Bei den Grund- und Quellwasserfassungen stand einem Spitzentagesverbrauch von 16‘000 m3 Wasser ein Dargebot von 40‘000 m3 gegenüber. Der Tagesverbrauch für das Jahr 2030 wurde mit 20‘000 m3 prognostiziert. Zählte man am 31.12.2002 30‘757 Einwohner so rechnete man für das Jahr 2030 mit 35‘100 Einwohnern. Wie die Zahlen zeigen, bestanden enorme Überkapazitäten. Einige der Anlagen wurden bereits zwischen 1945 und 1950 erstellt. Das heisst, umfangreiche Sanierungsarbeiten standen bevor. Unter Berücksichtigung der Werterhaltungskosten und der Betriebskosten wurden mit dem Bewirtschaftungskonzept Entscheidgrundlagen erarbeitet die aufzeigten, auf welche Anlagen verzichtet werden kann, welche Anlagen saniert werden und welche Anlagen neu gebaut werden müssen. Für die Umsetzung aller Massnahmen wurde festgelegt, dass Versorgungssicherheit an erster und die Wirtschaftlichkeit an zweiter Stelle stehen muss. Die Delegierten wurden im April 2003 orientiert.

Unter Vorbehalt der Genehmigung der einzelnen Kredite, hat der Verbandsrat im September 2003 den Massnahmen der Phase BEWIK 1 für die Umsetzung des Bewirtschaftungskonzeptes zugestimmt. Die Massnahmen betrafen vorab die Stilllegung und den Rückbau von Anlagen, auf die ersatzlos verzichtet werden konnte. Dies betraf insbesondere die Stilllegung der Anlagen Grundwasserfassung Winkelacker in Bützberg, Grundwasseranreicherung Grossmatt Langenthal und Reservoir Muniberg Aarwangen. Neben weiteren Massnahmen konnte BEWIK 1 wie geplant Ende 2008 abgeschlossen werden.

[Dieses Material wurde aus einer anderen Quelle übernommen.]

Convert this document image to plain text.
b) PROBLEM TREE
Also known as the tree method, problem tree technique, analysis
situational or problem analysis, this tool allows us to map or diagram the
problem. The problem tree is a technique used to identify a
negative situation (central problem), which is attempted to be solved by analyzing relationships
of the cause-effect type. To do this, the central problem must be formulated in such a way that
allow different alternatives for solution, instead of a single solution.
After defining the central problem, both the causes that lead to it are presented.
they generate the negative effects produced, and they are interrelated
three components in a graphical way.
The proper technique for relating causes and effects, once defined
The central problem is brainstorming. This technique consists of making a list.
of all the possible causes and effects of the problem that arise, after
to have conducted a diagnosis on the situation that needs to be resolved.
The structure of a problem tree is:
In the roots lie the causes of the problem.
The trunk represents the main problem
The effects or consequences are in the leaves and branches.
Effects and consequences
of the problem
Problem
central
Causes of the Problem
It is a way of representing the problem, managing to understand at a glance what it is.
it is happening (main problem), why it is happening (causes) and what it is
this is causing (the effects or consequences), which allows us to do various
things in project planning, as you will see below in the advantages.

Die Planung für die Durchführung der Phase BEWIK 2 fand 2009 statt. Die Realisierung einer oberen Druckzone mit dem Bau eines neuen Reservoirs auf dem Rappenchopf bei Lotzwil, dem Ersatz des Leitsystems, dem Ringschluss Bleienbach – Thunstetten sowie kleineren flankierenden Massnahmen. Die zuständigen Organe haben den Massnahmen BEWIK 2, mit einem Kostenrahmen von gut 13 Millionen im Realisierungszeitraum 2010 bis 2014, zugestimmt.

Die Durchführung der Phase BEWIK 3 soll unmittelbar nach Abschluss von BEWIK 2 erfolgen. Vorbereitende Gespräche auf Ebene der Kantone Solothurn und Bern finden bereits jetzt statt. Kernstück dieser Phase wird die Realisierung eines unabhängigen Wasserbezugsortes sein. Möglichen Optionen sind der Bau einer WUL- eigenen Anlage oder eine grossräumigere und überregionale Vernetzung von Wasserversorgungen wie sie in der Studie SOLAQUA beschrieben ist. Wie, wann und zu welchen Kosten dies letztendlich geschehen kann, hängt im Wesentlichen vom politischen Willen in der Region ab. Der WUL bevorzugt eine partnerschaftliche Lösung von der die ganze Region profitieren kann.